Europe needs genetically modified food, scientists say
(WASHINGTON) - The European Union's bid to keep genetically modified foods at bay risks causing economic ruin by forcing the EU to depend on the outside world for food, scientists said Thursday.
In a review paper published in the journal Trends in Plant Science, scientists in Britain and Spain said that well-intentioned EU policies have backfired, thwarting innovation and stifling the small farmers they aimed to protect.
"What has emerged is a fragmented, contradictory, and unworkable legislative framework that threatens economic disaster," said the article.
Europe has endorsed a strategy that calls for separation of conventional and genetically engineered crops so as to offer consumers and farmers a choice.
But coupled with "haphazard implementation of these measures without coordination or a rational scientific basis," it amounts to a de facto moratorium on the cultivation of genetically engineered crops such as maize, cotton, and soybean, the scientists said.

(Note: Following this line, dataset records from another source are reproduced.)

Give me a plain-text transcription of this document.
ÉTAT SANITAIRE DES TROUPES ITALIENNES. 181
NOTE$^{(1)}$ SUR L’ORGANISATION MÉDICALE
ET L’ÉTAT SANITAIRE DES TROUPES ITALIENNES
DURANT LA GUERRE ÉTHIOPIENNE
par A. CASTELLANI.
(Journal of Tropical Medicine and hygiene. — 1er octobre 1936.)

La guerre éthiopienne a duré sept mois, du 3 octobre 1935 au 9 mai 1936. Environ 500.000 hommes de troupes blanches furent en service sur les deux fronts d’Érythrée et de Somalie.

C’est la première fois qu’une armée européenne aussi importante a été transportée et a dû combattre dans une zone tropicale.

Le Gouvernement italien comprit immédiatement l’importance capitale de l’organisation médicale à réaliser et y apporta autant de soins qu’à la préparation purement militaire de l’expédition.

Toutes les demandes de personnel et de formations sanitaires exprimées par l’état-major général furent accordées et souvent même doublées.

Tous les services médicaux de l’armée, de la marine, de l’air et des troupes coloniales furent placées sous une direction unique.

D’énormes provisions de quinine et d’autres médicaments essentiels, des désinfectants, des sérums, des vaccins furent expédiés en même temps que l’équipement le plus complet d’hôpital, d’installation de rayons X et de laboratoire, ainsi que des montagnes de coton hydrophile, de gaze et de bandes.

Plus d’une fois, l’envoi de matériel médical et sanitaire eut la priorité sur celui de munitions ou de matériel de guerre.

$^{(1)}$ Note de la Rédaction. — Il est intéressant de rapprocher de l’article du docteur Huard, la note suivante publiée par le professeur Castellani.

As a result, European nations are forced to import those products because they cannot be produced to sufficient capacity at home.
A similar dilemma was pointed out with pesticides.
"The EU has banned many pesticides, but approves the import of food products treated with banned chemicals," said the article.
Efforts to suppress genetically engineered agriculture are "ideological rather than scientific," and are leading to the increasing isolation of the European Union on the global scale, it said.
The solution is to embrace GE crops, base policies on science and remove inconsistencies around the cultivation and import of GE food, said researcher Paul Christou of the University of Lleida-Agrotecnio Center in Spain.
"Failing such a change, ultimately the EU will become almost entirely dependent on the outside world for food and feed and scientific progress, ironically because the outside world has embraced the technology which is so unpopular in Europe, realizing this is the only way to achieve sustainable agriculture," he said.